A more rigorous way to do this is as follows. Define a new variable: $$S\equiv\frac{\dfrac{\gamma}{c_t}}{\dfrac{1-\gamma}{c_{t+1}}}.$$ By simple rearrangement, you can compute that $$\frac{c_{t+1}}{c_t}=\frac{1-\gamma}{\gamma}\times S.$$ Hence, if you imagine $c_{t+1}/c_t$ as a function of $S$, you have that $$\frac{\mathrm{d}\left(\dfrac{c_{t+1}}{c_t}\right)}{\mathrm d S}=\frac{1-\gamma}{\gamma},$$ since $c_{t+1}/c_t$ is just a linear function of $S$ with coefficient $(1-\gamma)/\gamma$.

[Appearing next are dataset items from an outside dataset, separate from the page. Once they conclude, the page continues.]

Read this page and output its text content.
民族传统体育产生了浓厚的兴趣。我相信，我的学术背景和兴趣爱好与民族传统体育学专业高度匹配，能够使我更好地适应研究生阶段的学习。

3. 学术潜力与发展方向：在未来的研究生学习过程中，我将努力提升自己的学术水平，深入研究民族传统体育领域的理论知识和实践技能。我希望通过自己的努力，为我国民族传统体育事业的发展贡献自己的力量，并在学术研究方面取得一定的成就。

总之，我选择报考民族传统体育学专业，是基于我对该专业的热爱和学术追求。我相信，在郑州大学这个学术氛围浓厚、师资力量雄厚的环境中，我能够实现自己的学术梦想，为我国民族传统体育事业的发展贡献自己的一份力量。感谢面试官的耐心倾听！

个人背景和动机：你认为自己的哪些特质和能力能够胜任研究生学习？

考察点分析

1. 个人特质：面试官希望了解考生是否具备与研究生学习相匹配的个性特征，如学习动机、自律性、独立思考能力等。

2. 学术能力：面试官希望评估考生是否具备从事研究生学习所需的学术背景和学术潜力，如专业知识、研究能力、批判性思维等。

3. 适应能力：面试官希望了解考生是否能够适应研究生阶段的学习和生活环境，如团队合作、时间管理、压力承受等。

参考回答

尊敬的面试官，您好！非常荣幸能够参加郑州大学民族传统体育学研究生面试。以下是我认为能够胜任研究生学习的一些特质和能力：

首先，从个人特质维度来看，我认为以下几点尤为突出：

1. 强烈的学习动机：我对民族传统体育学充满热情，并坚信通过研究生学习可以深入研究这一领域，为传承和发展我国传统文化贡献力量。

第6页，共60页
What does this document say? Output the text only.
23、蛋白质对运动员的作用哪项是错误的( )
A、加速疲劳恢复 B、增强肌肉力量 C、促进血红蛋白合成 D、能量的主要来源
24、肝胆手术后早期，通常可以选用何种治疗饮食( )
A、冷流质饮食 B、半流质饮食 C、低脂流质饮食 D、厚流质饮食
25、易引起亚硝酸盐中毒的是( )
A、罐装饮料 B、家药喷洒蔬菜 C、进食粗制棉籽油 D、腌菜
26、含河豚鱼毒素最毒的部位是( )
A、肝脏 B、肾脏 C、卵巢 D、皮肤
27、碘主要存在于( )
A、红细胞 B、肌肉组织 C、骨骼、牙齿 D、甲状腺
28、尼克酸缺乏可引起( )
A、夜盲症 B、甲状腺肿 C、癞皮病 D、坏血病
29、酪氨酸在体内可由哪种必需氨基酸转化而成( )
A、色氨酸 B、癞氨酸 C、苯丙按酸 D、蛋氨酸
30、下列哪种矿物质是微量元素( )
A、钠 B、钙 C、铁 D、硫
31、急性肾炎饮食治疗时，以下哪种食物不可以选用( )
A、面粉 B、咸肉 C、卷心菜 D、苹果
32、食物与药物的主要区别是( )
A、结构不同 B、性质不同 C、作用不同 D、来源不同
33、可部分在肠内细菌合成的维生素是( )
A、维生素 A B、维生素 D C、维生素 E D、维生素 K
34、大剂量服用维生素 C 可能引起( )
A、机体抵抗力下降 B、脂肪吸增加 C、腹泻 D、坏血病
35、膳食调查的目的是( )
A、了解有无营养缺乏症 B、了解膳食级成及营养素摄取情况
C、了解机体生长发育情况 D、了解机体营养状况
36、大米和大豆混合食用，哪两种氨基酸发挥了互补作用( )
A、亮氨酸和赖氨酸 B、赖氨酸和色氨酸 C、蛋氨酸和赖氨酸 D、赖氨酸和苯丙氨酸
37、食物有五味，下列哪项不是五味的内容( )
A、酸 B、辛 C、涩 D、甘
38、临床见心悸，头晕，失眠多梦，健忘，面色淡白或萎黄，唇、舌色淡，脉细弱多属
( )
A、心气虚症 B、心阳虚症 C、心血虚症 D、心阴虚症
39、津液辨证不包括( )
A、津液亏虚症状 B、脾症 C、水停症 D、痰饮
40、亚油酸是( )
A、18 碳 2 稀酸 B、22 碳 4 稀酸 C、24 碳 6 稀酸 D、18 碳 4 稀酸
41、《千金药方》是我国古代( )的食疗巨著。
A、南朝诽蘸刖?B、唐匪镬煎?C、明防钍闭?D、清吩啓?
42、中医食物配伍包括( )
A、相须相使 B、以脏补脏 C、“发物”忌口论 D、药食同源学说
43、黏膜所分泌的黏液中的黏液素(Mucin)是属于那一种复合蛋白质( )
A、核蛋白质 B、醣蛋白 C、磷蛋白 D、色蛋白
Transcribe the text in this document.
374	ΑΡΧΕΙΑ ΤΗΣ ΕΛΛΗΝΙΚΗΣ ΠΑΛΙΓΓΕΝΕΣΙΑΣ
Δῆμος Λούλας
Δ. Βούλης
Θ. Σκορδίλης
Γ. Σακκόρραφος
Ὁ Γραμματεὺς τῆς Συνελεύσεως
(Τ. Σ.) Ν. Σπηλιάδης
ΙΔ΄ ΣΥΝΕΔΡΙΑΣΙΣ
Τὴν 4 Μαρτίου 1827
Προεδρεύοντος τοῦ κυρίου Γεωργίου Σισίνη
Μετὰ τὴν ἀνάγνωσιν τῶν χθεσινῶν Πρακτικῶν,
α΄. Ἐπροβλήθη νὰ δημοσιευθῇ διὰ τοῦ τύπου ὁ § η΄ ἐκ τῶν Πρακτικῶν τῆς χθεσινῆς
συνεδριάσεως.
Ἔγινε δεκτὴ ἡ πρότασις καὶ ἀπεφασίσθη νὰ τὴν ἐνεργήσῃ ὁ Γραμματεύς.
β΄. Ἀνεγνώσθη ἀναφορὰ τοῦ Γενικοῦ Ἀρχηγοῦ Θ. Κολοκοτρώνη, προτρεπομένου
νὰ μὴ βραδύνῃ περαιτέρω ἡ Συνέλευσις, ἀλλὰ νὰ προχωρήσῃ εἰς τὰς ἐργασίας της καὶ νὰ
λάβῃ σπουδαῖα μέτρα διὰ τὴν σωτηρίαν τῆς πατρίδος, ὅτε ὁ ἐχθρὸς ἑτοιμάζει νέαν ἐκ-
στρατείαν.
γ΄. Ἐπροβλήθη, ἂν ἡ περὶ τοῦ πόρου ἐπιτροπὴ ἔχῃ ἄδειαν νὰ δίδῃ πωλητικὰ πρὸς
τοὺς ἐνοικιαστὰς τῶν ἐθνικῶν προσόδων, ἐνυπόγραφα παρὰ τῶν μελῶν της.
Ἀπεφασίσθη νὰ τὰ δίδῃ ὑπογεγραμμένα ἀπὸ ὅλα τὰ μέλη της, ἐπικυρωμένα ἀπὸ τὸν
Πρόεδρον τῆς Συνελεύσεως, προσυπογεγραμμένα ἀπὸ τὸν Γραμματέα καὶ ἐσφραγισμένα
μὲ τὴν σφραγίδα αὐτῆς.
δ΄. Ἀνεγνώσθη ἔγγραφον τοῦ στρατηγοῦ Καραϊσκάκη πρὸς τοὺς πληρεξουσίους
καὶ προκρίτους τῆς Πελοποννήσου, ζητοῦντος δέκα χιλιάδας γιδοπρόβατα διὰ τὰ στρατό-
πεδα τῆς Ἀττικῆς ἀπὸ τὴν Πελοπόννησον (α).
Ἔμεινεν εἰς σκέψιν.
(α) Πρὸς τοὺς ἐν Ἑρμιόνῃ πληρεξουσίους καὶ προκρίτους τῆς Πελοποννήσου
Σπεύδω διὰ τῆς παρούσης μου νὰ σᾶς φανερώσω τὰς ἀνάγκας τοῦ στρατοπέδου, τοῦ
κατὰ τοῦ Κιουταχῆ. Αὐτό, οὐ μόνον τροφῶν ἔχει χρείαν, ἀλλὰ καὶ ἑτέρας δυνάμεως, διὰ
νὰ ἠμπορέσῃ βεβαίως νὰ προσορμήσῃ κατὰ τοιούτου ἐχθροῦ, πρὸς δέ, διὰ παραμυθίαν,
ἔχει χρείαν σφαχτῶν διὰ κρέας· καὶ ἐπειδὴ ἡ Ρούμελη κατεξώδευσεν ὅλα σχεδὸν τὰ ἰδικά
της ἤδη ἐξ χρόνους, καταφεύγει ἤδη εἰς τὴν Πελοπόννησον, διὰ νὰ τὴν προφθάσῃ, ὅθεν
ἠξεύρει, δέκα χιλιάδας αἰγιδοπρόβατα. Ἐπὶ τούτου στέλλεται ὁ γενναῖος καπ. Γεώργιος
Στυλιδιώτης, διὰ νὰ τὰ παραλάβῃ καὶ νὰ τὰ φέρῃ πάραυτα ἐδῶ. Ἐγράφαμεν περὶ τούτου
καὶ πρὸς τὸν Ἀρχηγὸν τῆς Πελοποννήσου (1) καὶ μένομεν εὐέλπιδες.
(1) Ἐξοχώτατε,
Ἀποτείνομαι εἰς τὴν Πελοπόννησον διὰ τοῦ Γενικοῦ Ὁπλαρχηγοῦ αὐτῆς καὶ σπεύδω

In your original question, “bringing out $(1-\gamma)/\gamma$ out of the denominator” is an informal operation, since what appears there is, in fact, a differential operator and, rigorously speaking, there is no “denominator;” it's just a conventional notation. However, the informal trick of “bringing out $(1-\gamma)/\gamma$ out of the denominator” does work in most cases, which serves as a justification for denoting the differential operation as though it were a fraction.
In general, you may want to use the implicit function theorem to take the derivative of one quantity with respect to another if the functional relationship between these two quantities is complicated.